Western Mail

MORNING SERIAL

- To Hear The Skylark’s Song A Memoir by Huw Lewis

BECAUSE of this it was accessible only through the houses and gardens of Crescent Street, and so just a few of us children had uninvited access there.

The river was so polluted back then that it generally ran black and there was little that lived in it, save sometimes a few sticklebac­ks and tiny bullheads, nervous in the shallows and hard to find. In summer when the river ran low, the sole plant life beneath the water, a greenish algal slime, would find itself stranded above the surface and its decomposin­g stench would fill the air.

And yet this was my own wild place, to be explored over and over, a place where I could lose myself and never be bored no matter how much time I spent there. I made a friend of Bryan Griffiths, who lived at number 16 and was the same age as me. Bryan stood out from most of us with his fair hair and blue eyes. He laughed easily and was unfailingl­y kind, but I liked him most because he was clever. I liked to be around clever people.

Together we would spend hours looking for the perfect stones for throwing. Flat ones for skipping, counting off the bounces in competitio­n with each other. Sausage-shaped stones were for ‘bombing’, producing the perfect splashless ‘thock’ of an Olympic diver if you got good height, and the spin just so. Floating – and sinkable – targets were greatly prized and we would scour the riverbank searching for bombardabl­e jetsam.

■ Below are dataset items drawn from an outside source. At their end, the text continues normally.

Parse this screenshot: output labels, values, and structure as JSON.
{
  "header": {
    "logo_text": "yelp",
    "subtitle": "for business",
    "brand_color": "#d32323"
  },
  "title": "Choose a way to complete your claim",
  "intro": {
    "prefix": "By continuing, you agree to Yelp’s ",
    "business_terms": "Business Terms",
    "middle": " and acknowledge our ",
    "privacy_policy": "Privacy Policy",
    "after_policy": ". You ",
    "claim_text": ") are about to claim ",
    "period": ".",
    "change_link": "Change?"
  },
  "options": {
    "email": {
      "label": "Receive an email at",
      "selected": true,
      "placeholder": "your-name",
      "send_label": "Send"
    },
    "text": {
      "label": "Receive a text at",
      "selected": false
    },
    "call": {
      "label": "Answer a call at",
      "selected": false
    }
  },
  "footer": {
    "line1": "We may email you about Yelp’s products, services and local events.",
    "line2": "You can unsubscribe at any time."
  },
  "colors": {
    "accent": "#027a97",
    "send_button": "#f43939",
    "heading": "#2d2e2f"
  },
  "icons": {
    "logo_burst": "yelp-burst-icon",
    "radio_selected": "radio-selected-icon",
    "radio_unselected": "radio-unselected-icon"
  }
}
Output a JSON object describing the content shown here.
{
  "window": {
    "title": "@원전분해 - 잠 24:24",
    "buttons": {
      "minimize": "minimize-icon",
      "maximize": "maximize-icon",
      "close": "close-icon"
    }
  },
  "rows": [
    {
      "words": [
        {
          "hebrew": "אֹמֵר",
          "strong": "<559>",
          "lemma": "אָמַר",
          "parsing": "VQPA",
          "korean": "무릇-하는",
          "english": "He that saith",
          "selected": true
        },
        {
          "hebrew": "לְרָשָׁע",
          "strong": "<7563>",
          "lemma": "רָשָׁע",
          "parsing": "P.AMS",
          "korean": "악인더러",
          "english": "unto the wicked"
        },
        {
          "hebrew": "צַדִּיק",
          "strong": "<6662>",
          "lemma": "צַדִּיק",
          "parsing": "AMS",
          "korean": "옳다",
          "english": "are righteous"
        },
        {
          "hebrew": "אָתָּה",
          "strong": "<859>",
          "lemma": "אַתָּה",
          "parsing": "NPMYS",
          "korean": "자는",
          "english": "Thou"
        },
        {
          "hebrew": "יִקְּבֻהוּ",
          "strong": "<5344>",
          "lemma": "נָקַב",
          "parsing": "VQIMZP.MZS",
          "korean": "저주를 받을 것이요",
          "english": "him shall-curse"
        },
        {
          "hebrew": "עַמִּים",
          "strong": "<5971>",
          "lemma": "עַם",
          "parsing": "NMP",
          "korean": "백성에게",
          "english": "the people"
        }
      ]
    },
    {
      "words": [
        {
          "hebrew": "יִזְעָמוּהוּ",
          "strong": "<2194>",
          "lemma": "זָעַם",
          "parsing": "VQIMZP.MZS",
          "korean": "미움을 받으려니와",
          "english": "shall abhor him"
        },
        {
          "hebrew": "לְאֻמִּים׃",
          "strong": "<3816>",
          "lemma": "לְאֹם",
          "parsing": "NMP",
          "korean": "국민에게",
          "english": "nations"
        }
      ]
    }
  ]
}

Since the river was a place where many had no qualms about disposing of their rubbish, there was generally no shortage of fresh target material. Bottles were best of course. Thrown in as far upstream as we could manage, they floated through our furious barrage of splashing stones as we each raced to be the one to fire the fatal shot. Each pop bottle became a little vitreous Bismarck, a dangerous enemy battleship that had to be stopped at all costs before all was lost, as it made a break for the open water south of Taff Street where the great Victorian arches supporting the railway line marked the end of our territory.